戸惑うような黒い目は再び強い光を宿した。
「ほんっと、セバスチャンさんは口が巧いですよねー。さっきまでソーマ王子、散々苛めてきたんじゃないんですか?」
いつも通りの口調にいつも通りの態度、そしていつも通りの少女特有の異世界の気配。
普段と変わらず憎まれ口を叩く彼女の頬を抓った後、主人の命令通り屋敷に連れ戻る。
いつの間にか雪は止んでいた。
「ねえセバスチャンさん」
リユは腕を引かれながら話しかけてきた。
「もしも、それまで何も持っていなかった自分が、どうしても手に入れたいものが出来たとしたら……セバスチャンさんならどうしますか?」
その問いに振り返ることなく、セバスチャンは微かに身構える。
つい数分前までソーマに言っていた事を思い出した。彼女の問いかけは、どことなくソーマやシエルの会話と重なる。

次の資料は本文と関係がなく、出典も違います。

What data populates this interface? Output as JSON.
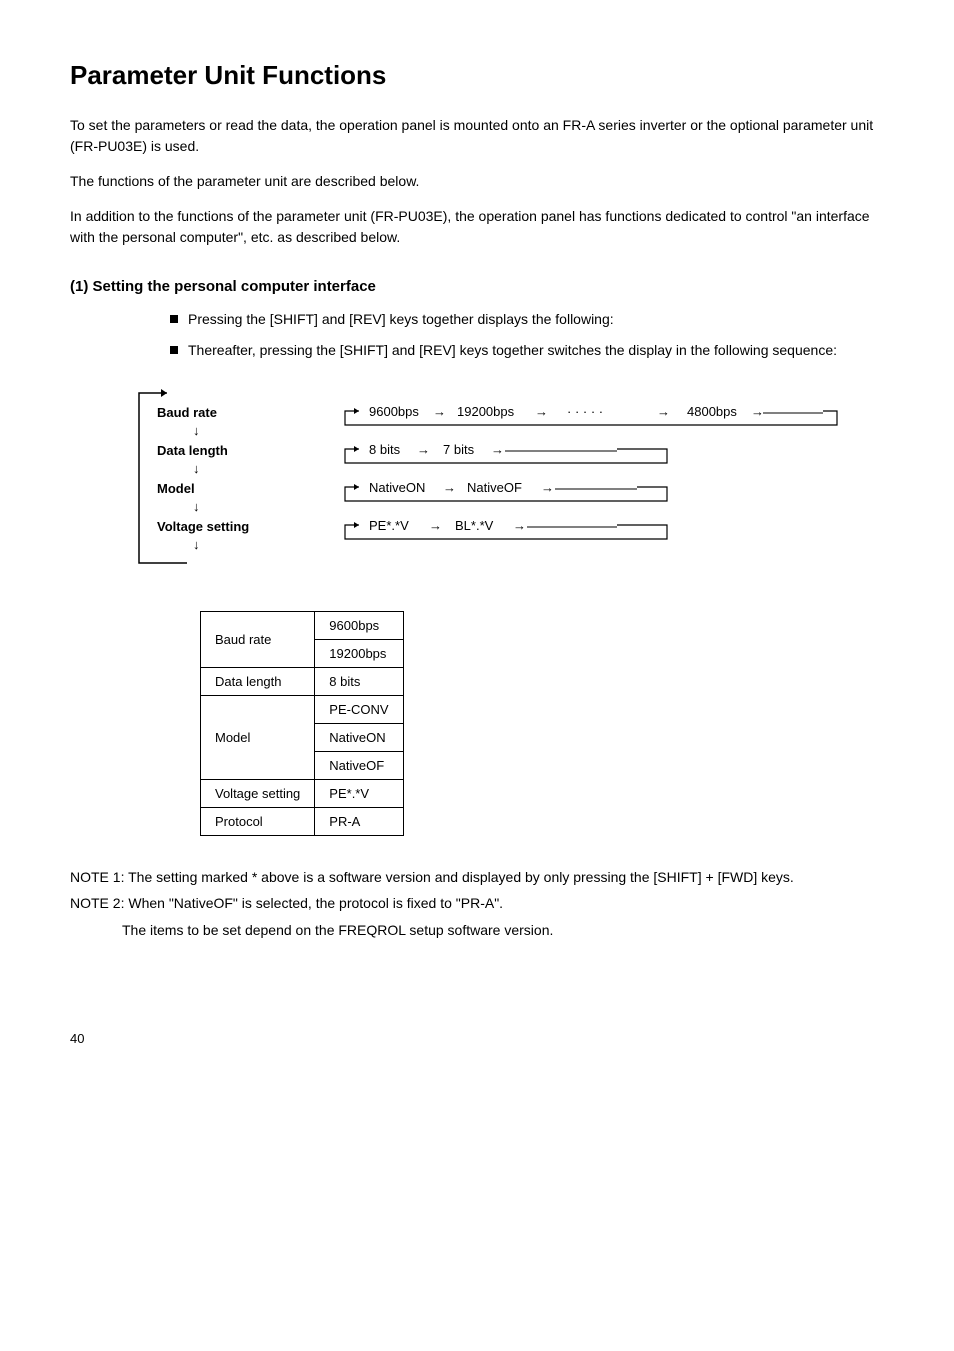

その場にいた訳でもないのに、まるでリユが彼らの話を知っているようだった。
(やはり彼女は……、)
今までの疑問が確信に変わるのを感じながらセバスチャンは裏口の扉を開ける。
思考を切り替え、少女の問いに答えた。
「そうですね。これはあくまでその問いに対する一つの意見としてですが、私なら一度欲したモノは必ず手に入れて見せますよ」
そして、執事らしく付け加えた。
「坊ちゃんの命令なら尚更…ね」
自分は執事。もっとも優先して考えるべきは主の事で、主の命なら自分を殺してでも従うのが執事の美学だ。
それにその美学に従う事こそ悪魔の美学でもある。
しかし――
「セバスチャンさんらしい答えですね」
笑うリユを見て、ふと思った。
絶望に惑い、誘惑に弱く、いとも簡単に落ちてくる人間なら飽きるほどみてきた。
けれどこの少女は、“寂しさ”だけで自身の存在さえ消し去ってしまいそうになるほど頼りないというのだろうか。

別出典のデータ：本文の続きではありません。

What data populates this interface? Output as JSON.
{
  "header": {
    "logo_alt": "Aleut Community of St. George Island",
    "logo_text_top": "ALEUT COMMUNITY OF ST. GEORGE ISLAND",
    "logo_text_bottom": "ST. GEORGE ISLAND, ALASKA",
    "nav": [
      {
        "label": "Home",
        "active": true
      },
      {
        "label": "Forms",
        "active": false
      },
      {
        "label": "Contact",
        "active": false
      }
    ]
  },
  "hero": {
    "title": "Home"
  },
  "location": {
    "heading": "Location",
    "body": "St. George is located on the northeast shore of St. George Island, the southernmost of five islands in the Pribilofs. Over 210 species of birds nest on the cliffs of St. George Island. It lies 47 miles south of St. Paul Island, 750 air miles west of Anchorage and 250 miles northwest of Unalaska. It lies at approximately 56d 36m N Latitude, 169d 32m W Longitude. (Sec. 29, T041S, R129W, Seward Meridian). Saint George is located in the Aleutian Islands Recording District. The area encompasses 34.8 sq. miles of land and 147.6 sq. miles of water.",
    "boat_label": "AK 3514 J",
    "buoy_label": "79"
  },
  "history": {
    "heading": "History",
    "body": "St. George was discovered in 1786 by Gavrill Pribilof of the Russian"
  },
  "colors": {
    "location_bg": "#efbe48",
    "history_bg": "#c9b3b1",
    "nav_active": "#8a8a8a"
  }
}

何に縋るというでもなく、強がってばかりの裏側には潔いほどの儚さを抱えている。
絶望を前にしても、彼女は泣きもせず叫びもせず、手を伸ばしもせずに、ただ静かに消えていくのではないか。
まるで儚く溶けていく粉雪のように。
そして、悪魔は。
一瞬己の美学も忘れて、その儚さに自分が魅せられている事に気がついた。